11 thoughts on “Ben Franklin on Police”

  1. I don’t argue the need for a county Sheriff or local Constable. I have a problem with having 800,000 heavily militarized LEOs in this country. That is overkill. It seems to me that their job is no longer to protect and serve but to generate revenue for their municipalities.

    I would trust the police a lot more if they were fewer in number.

  2. “would seem to be an endorsement of the ideas that are used to justify a progressive tax system.”

    No it’s not. It’s an argument for a proportional tax, which could just as easily be used to argue against a progressive tax as it is against the regressive tax here.

    1. Exactly.

      This is only an argument in favor of converting the fee from a fixed AMOUNT to a RATE – and a flawed one at that.

      The fee was not intended to buy protection for a person’s assets – it was in lieu of the TIME & EFFORT that should have been exerted by that person in providing policing services.

      While an elderly widow’s TIME may have been less valuable than that of an able-bodied young man, any value of their respective assets was not the reason for the fee.

      While converting to a rate has the effect of forcing more of the policing cost burden on to the wealthier members of the citizenry, the quote doesn’t even MENTION making the rate variable, and applying higher rates to the more wealthy – the hallmarks of the “progressive tax system”.

  3. Whatever Ben Franklin had to say about tax policy in Pennsylvania sheds no light whatsoever on what he might have favored at the federal level.
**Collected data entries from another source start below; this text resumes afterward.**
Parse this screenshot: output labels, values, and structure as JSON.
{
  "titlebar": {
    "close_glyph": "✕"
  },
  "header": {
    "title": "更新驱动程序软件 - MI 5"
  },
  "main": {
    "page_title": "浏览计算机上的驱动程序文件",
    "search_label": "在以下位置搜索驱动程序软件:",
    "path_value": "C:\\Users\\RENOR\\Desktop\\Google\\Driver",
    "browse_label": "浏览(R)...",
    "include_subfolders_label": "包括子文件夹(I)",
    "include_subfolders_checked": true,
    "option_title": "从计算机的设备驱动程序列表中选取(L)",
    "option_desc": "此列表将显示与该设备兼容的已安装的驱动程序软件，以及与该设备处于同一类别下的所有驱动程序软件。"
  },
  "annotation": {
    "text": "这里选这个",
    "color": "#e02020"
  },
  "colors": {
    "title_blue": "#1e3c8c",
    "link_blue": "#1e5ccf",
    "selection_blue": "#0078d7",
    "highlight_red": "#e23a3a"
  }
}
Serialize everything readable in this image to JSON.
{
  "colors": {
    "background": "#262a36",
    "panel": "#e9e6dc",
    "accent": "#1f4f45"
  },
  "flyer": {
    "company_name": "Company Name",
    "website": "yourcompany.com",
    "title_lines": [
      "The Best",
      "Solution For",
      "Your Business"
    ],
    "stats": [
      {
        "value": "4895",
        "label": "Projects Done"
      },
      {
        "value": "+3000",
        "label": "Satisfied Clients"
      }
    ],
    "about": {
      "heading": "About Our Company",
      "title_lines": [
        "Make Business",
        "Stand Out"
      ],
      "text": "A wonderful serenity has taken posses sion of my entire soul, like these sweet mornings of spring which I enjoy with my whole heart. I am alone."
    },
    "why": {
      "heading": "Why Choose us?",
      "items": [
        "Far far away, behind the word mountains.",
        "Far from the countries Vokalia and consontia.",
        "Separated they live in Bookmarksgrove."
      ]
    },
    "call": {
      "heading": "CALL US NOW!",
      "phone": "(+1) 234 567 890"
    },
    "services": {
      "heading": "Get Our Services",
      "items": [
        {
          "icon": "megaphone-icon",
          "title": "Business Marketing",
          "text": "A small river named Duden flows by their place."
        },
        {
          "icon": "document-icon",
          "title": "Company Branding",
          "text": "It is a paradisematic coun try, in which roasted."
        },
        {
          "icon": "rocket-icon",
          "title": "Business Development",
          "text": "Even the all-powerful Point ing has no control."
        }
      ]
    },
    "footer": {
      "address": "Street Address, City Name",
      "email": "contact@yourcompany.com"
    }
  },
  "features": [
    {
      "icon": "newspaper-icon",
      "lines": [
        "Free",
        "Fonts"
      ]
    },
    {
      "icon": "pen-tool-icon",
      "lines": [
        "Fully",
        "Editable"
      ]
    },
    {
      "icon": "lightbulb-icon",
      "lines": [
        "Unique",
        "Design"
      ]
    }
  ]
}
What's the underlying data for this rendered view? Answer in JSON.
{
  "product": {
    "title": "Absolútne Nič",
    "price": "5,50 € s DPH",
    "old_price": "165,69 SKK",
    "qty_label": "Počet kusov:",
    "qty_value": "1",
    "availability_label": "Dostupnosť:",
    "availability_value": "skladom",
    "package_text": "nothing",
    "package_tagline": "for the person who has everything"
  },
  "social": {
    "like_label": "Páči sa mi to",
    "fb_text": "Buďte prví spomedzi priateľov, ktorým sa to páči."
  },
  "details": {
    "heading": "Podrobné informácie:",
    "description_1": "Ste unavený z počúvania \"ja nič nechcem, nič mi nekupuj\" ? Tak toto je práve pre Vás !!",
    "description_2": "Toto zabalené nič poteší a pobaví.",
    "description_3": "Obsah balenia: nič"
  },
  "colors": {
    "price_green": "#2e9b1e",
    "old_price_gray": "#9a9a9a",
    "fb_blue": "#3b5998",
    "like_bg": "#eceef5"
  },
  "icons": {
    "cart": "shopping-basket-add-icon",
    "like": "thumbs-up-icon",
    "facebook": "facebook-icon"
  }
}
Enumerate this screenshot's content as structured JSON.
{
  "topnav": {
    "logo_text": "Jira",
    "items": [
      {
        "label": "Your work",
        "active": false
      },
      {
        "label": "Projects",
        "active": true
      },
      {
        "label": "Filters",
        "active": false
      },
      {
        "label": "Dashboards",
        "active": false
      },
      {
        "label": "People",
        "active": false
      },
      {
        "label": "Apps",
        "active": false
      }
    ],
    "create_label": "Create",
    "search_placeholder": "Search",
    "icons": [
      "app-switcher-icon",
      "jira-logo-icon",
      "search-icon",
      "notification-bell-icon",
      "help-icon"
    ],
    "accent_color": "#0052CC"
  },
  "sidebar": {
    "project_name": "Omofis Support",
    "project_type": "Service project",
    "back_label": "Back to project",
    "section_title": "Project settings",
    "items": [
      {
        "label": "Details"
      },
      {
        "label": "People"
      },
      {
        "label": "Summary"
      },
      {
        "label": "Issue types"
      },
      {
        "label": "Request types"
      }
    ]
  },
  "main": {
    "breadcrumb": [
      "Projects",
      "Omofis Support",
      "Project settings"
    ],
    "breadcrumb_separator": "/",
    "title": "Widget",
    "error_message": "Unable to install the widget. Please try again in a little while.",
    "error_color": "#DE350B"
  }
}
These were two very clearly seperate issues at that time. ( I’m assuming the above passage predates the federal government, but the point still stands.)

    And I remember being taught in grade school that Ben Franklin was first to introduce the idea of a civilian police force, along with fire departments, public libraries, etc…

    1. Yup. He didn’t propose that they pay different percentages, only that they pay the same amount relative to the amount of property they own; basically, exactly how most property taxes work today (and he was talking about a property tax, not an income tax).

  4. Read what the founders had to say about “select militias” in Stephen Halbrook’s That Every Man Be Armed: The Evolution of a Constitutional Right for a broader survey of what the Founders would think of our modern law enforcement agencies.

    Hint: for them that term had connotations as severe as e.g. Communism and socialism have to us today. Or so I remember, I read the book when it came out in the mid-80s. It’s very good.

  5. For what it’s worth, Franklin was one of the most pro-government founders. The “ideologues” of today can trace their intellectual heritage to Gadsden, Samuel Adams, Jefferson, and Henry.

    1. Jefferson wasn’t quite the anarchist he’s been made out to be, either. He was against central authority more than anything else. There are more than a few mentions of government-funded welfare programs and public education in Notes on the State of Virginia.

  6. You know we are winning when the front line of gun-control has moved to fighting a rearguard defense of gun bans on college campuses.

  7. Well now, don’t I feel stupid! Posted my comment to the wrong post. D’oh!

    I blame my unfamiliarity with the website’s new layout. I doubt that I am the first to make this mistake.

  8. Big cities (and even some large towns) in colonial America had night watches. Most cities with large slave populations had slave patrols that were similar in nature, and checked the slaves’ passes to make sure that they had permission to be away from home. There are similar slave patrols in rural areas as well.

    At least according to the standard works on the development of police departments, only in the 1830s and later do professional police departments on a regular and consistent basis develop out of these watches. This account suggests that what Franklin brought into existence was a paid night watch, not replaced with a regular day patrol until 1833. This account indicates a regular paid police force in Philly from 1789 onward–suggesting that the standard accounts on this may be wrong.